Several WWE superstars have incurred Wellness Policy violations throughout the years for smoking marijuana. In some cases — Rob Van Dam, Sabu, etc. — they’ve even lost their jobs because of it. However, the policy apparently doesn’t extend to company officials. As quoted by Wrestling Inc., Chris Jericho and former WWE writer Court Bauer recently sat down for an interview on the former’s podcast, and Y2J recalled a time when Vince McMahon “lit up” in front of President Trump.
“I remember one time Vince told me that they were watching some concert or something at Trump New Jersey, whatever it was called. Whatever the arena was called, Trump Arena. And Vince was sitting there with Linda, Donald, and all the heads of state, and Vince lit up a joint and Trump was like, ‘you can’t smoke that joint in here!’ And Vince goes, ‘I just did!'”
McMahon and Trump have been friends and business collaborators for years, so perhaps the WWE chairman felt comfortable smoking in front of him. Trump is a WWE Hall of Famer who has appeared on the company’s television shows various times throughout the years, and the McMahon family have donated millions to the POTUS’s political campaigns.
Bauer told Jericho what it was like to work with Trump behind the scenes during the “Battle of the Billionaires” storyline in the lead-up to WrestleMania 23. The former writer described it as an “interesting” experience and believes that the president learned a lot from professional wrestling that prepared him for his political run.

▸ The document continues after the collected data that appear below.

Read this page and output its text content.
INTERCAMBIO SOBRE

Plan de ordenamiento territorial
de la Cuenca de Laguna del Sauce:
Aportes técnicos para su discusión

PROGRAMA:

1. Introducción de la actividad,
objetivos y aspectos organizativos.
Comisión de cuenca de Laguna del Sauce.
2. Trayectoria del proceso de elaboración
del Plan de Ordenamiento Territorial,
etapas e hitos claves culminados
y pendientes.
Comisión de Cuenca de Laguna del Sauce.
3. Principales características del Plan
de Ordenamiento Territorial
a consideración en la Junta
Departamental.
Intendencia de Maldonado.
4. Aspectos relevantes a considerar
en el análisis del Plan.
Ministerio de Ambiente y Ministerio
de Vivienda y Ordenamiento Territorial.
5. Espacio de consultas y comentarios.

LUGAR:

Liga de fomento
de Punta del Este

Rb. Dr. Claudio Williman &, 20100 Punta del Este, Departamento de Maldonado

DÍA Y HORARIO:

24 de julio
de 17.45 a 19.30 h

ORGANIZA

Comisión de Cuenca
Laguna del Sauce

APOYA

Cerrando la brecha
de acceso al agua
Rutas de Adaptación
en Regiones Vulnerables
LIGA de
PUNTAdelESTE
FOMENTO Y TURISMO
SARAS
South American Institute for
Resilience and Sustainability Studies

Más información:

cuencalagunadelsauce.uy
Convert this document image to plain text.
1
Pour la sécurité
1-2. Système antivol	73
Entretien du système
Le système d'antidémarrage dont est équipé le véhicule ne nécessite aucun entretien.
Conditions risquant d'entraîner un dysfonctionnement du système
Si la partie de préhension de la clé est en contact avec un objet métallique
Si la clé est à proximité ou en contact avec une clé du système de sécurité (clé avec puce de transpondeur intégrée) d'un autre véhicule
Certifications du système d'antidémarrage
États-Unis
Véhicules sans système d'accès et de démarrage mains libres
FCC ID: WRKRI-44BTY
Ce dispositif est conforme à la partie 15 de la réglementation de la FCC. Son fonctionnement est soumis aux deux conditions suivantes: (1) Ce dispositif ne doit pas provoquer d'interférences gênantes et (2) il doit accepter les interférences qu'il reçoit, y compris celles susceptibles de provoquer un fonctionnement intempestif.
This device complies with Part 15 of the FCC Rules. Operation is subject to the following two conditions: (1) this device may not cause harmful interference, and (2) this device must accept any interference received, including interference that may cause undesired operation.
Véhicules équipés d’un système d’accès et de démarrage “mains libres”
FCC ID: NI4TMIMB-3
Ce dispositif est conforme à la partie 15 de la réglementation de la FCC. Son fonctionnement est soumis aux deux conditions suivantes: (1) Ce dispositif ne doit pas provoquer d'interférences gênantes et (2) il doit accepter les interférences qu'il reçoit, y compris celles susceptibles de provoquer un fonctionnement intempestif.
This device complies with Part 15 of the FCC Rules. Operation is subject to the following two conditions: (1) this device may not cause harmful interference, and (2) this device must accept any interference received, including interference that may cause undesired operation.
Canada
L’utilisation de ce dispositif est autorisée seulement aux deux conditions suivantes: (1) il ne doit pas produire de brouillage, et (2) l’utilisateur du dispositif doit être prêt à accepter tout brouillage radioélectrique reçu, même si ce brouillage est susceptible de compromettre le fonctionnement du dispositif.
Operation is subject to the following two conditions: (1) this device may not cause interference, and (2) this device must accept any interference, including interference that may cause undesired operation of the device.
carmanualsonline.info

— Donald J. Trump (@realDonaldTrump) July 2, 2017
According to Bauer, during Trump’s early WWE days, he won hostile audiences over by having money rain from the ceiling of the arena, which was essentially his way of giving the fans something they wanted. The former writer believes that his method to win support from WWE fans isn’t too dissimilar to the promises that politicians make to win voters.
Bauer also noted more parallels between pro wrestling and politics in the sense that participants in both realms brand themselves through catchphrases that appeal to the public. Furthermore, wrestling storylines are built around trash talking opponents, which politicians often do to each other during debates.
Trump has been absent from WWE television since being elected, and the company has tried to remain apolitical by avoiding any mention of his name on the shows. However, as The Inquisitr reported earlier this year, there were rumors of him appearing on the inaugural episode of Friday Night SmackDown on FOX.